Written by Tana French — Famed for her mastery of suspense and character, Tana French is one of those crime novelists admired by her peers as much as her readers. The Irish author’s fifth novel arrives with blurbs from Stephen King, Kate Mosse and Sophie Hannah. A rich, absorbing read that goes deeper than your average mystery novel, it also requires a certain investment on the part of the reader. The Secret Place is a big book that’s brimming with intricate plotting and psychological intrigue. It will take over your life for at least several days – but it’s worth the effort.
The ‘secret place’ of the title is a noticeboard tucked away in St Kilda’s, an exclusive girls’ school on the outskirts of Dublin where pupils are overseen by authoritarian nuns and the headteacher takes pride in the elitist education for sale. With its teenage gossip, warring cliques and raging hormones, St Kilda’s is a combustible atmosphere, so the secret place enables girls to let off steam without naming any names (boarders aren’t allowed on the internet).
But amidst the unruly mess of anonymous messages and creative angst on the noticeboard relating to boys, siblings and the annoying habits of roommates, one card with lettering like a ransom note has dramatic consequences. “I know who killed him”, says the message alongside a photo of Chris Harper, once a pupil at neighbouring boys’ school Colm’s. The 16-year-old was found dead with a savage blow to the head a year earlier in the grounds of St Kilda’s.
His killer was never caught and the message soon brings a pair of Irish detectives to the school. The tough, unpopular female cop Antoinette Conway failed to crack the case a year earlier. She forms a new partnership with Stephen Moran, who’s been stuck in cold cases but gets his chance after the daughter of a colleague hands him the vital new evidence. There’s plenty at stake for the Dublin detectives, who realise their superiors will soon take over unless they can solve the case quickly.
Moran narrates the present-day investigation in the school, which takes place over the course of a single day, while alternate chapters feature a tight-knit group of teenagers in the months building up to the murder. It’s a technique that creates a slow-burning suspense. French counts us down to the killing during the girls’ chapters set in the past, while various clues and teenage enmities emerge one year after the murder as the detectives dig deeper. “If I’ve learned one thing today, it’s that teenage girls make Moriarty look like a babe in the woods,” Moran tells his colleague.
The Secret Place has elements of the traditional mystery: a single crime in a confined community, a cast of suspects and the outsider, working-class detectives entering a rarefied world. However, French’s novel is far more than the basic whodunnit the plot might suggest. She makes you care why it happened by capturing the unique intensity of shared experience and hidden codes between teenage girls (Megan Abbott’s excellent novel The Fever recently pulled off the same trick). During expulsion-risking moonlit escapades in the school grounds, the four girls at the heart of this story bond over their united stand against the expectations of typical teenage life. It’s a decision that makes them enemies, including St Kilda’s queen bee Joanne Heffernan.

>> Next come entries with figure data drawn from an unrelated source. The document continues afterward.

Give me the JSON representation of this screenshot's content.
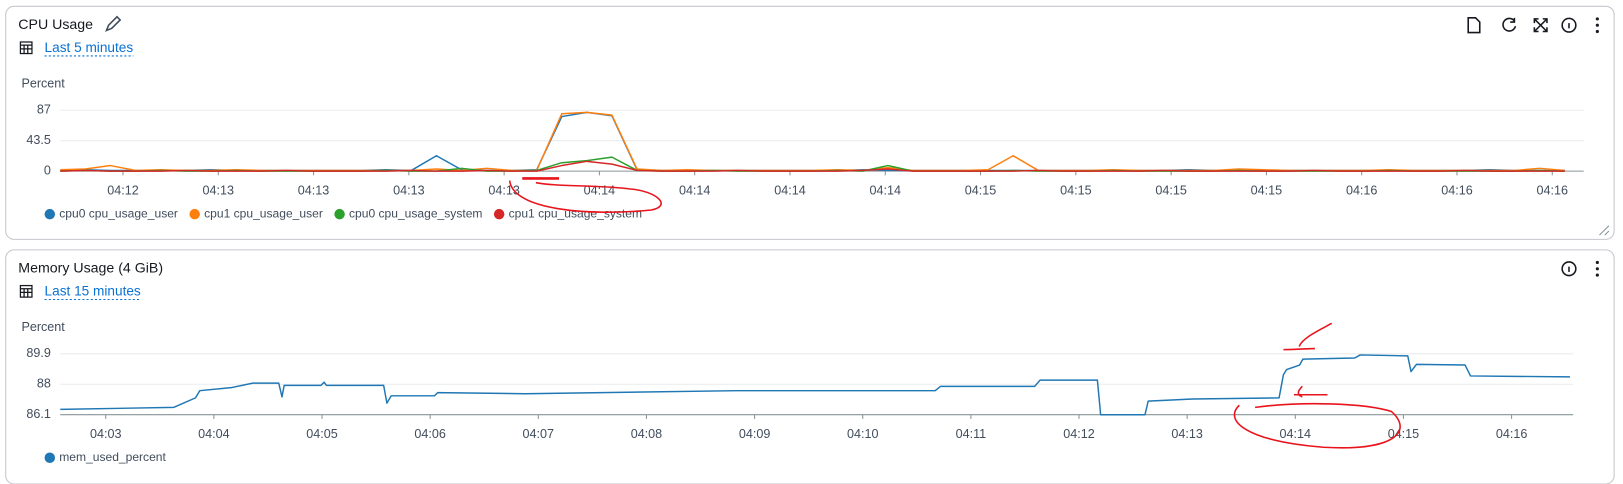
{
  "chart_data": [
    {
      "type": "line",
      "title": "CPU Usage",
      "subtitle": "Last 5 minutes",
      "ylabel": "Percent",
      "x": [
        0,
        5,
        10,
        15,
        20,
        25,
        30,
        35,
        40,
        45,
        50,
        55,
        60,
        65,
        70,
        75,
        80,
        85,
        90,
        95,
        100,
        105,
        110,
        115,
        120,
        125,
        130,
        135,
        140,
        145,
        150,
        155,
        160,
        165,
        170,
        175,
        180,
        185,
        190,
        195,
        200,
        205,
        210,
        215,
        220,
        225,
        230,
        235,
        240,
        245,
        250,
        255,
        260,
        265,
        270,
        275,
        280,
        285,
        290,
        295,
        300
      ],
      "series": [
        {
          "name": "cpu0 cpu_usage_user",
          "color": "#1f77b4",
          "values": [
            1,
            2,
            1,
            1,
            1,
            1,
            2,
            1,
            1,
            1,
            1,
            1,
            1,
            2,
            1,
            22,
            2,
            1,
            1,
            2,
            78,
            84,
            79,
            2,
            1,
            1,
            1,
            1,
            1,
            1,
            1,
            1,
            2,
            1,
            1,
            1,
            1,
            1,
            1,
            1,
            1,
            1,
            1,
            1,
            1,
            2,
            1,
            1,
            1,
            1,
            1,
            1,
            1,
            1,
            1,
            1,
            1,
            2,
            1,
            1,
            1
          ]
        },
        {
          "name": "cpu1 cpu_usage_user",
          "color": "#ff7f0e",
          "values": [
            2,
            3,
            8,
            1,
            2,
            1,
            1,
            2,
            1,
            1,
            1,
            1,
            1,
            1,
            1,
            3,
            1,
            4,
            1,
            1,
            82,
            84,
            80,
            3,
            1,
            2,
            1,
            1,
            1,
            1,
            1,
            2,
            1,
            5,
            1,
            1,
            1,
            2,
            22,
            1,
            1,
            1,
            2,
            1,
            1,
            1,
            1,
            3,
            2,
            1,
            1,
            1,
            1,
            2,
            1,
            1,
            1,
            1,
            1,
            4,
            1
          ]
        },
        {
          "name": "cpu0 cpu_usage_system",
          "color": "#2ca02c",
          "values": [
            0,
            1,
            0,
            0,
            1,
            0,
            0,
            1,
            0,
            0,
            0,
            0,
            0,
            1,
            0,
            0,
            4,
            0,
            0,
            1,
            12,
            15,
            20,
            1,
            0,
            0,
            1,
            0,
            0,
            0,
            0,
            1,
            0,
            8,
            0,
            0,
            0,
            0,
            1,
            0,
            0,
            0,
            1,
            0,
            0,
            0,
            0,
            1,
            0,
            0,
            0,
            0,
            0,
            1,
            0,
            0,
            0,
            0,
            0,
            1,
            0
          ]
        },
        {
          "name": "cpu1 cpu_usage_system",
          "color": "#d62728",
          "values": [
            0,
            1,
            0,
            0,
            0,
            1,
            0,
            0,
            0,
            1,
            0,
            0,
            0,
            0,
            1,
            0,
            0,
            1,
            0,
            0,
            8,
            14,
            10,
            1,
            0,
            0,
            0,
            1,
            0,
            0,
            0,
            0,
            1,
            3,
            0,
            0,
            0,
            0,
            0,
            1,
            0,
            0,
            0,
            0,
            1,
            0,
            0,
            0,
            0,
            0,
            1,
            0,
            0,
            0,
            0,
            0,
            1,
            0,
            0,
            0,
            0
          ]
        }
      ],
      "xlim": [
        0,
        300
      ],
      "xticks": [
        {
          "value": 12.5,
          "label": "04:12"
        },
        {
          "value": 31.5,
          "label": "04:13"
        },
        {
          "value": 50.5,
          "label": "04:13"
        },
        {
          "value": 69.5,
          "label": "04:13"
        },
        {
          "value": 88.5,
          "label": "04:13"
        },
        {
          "value": 107.5,
          "label": "04:14"
        },
        {
          "value": 126.5,
          "label": "04:14"
        },
        {
          "value": 145.5,
          "label": "04:14"
        },
        {
          "value": 164.5,
          "label": "04:14"
        },
        {
          "value": 183.5,
          "label": "04:15"
        },
        {
          "value": 202.5,
          "label": "04:15"
        },
        {
          "value": 221.5,
          "label": "04:15"
        },
        {
          "value": 240.5,
          "label": "04:15"
        },
        {
          "value": 259.5,
          "label": "04:16"
        },
        {
          "value": 278.5,
          "label": "04:16"
        },
        {
          "value": 297.5,
          "label": "04:16"
        }
      ],
      "ylim": [
        0,
        87
      ],
      "yticks": [
        0,
        43.5,
        87
      ],
      "grid": true
    },
    {
      "type": "line",
      "title": "Memory Usage (4 GiB)",
      "subtitle": "Last 15 minutes",
      "ylabel": "Percent",
      "x": [
        2.58,
        3.63,
        3.83,
        3.87,
        4.17,
        4.36,
        4.6,
        4.63,
        4.65,
        4.99,
        5.02,
        5.04,
        5.57,
        5.6,
        5.64,
        6.04,
        6.07,
        6.88,
        8.83,
        10.67,
        10.72,
        11.59,
        11.64,
        12.17,
        12.2,
        12.61,
        12.64,
        13.05,
        13.85,
        13.89,
        13.92,
        14.04,
        14.07,
        14.55,
        14.6,
        15.04,
        15.07,
        15.12,
        15.57,
        15.62,
        16.54
      ],
      "series": [
        {
          "name": "mem_used_percent",
          "color": "#1f77b4",
          "values": [
            86.43,
            86.56,
            87.15,
            87.6,
            87.8,
            88.07,
            88.07,
            87.21,
            87.93,
            87.93,
            88.13,
            87.93,
            87.93,
            86.82,
            87.28,
            87.28,
            87.48,
            87.41,
            87.6,
            87.6,
            87.87,
            87.87,
            88.26,
            88.26,
            86.1,
            86.1,
            86.95,
            87.08,
            87.15,
            88.59,
            88.92,
            89.2,
            89.57,
            89.64,
            89.83,
            89.77,
            88.79,
            89.24,
            89.2,
            88.52,
            88.46
          ]
        }
      ],
      "xlim": [
        2.58,
        16.56
      ],
      "xticks": [
        {
          "value": 3,
          "label": "04:03"
        },
        {
          "value": 4,
          "label": "04:04"
        },
        {
          "value": 5,
          "label": "04:05"
        },
        {
          "value": 6,
          "label": "04:06"
        },
        {
          "value": 7,
          "label": "04:07"
        },
        {
          "value": 8,
          "label": "04:08"
        },
        {
          "value": 9,
          "label": "04:09"
        },
        {
          "value": 10,
          "label": "04:10"
        },
        {
          "value": 11,
          "label": "04:11"
        },
        {
          "value": 12,
          "label": "04:12"
        },
        {
          "value": 13,
          "label": "04:13"
        },
        {
          "value": 14,
          "label": "04:14"
        },
        {
          "value": 15,
          "label": "04:15"
        },
        {
          "value": 16,
          "label": "04:16"
        }
      ],
      "ylim": [
        86.1,
        89.9
      ],
      "yticks": [
        86.1,
        88,
        89.9
      ],
      "grid": true
    }
  ]
}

In Books to Die For, French named Donna Tartt’s literary mystery The Secret History as the book that’s most influenced her crime career. The students in The Secret Place are younger and not the classical scholars of Tartt’s novel, but it’s the same idea. An idyllic setting (“madrigals and balustrades” as Moran describes it) and a cloistered group so absorbed in their own existence that the real world gets edged out.
The power of these schoolgirl emotions even results in instances of ghosts and telekinesis at St Kilda’s. “The energy,” says an awed Moran as he reads through the life-and-death text messages involved in the case. The Secret Place makes teenage life – and death – compelling and French has staked her claim to genre greatness with this ambitious novel.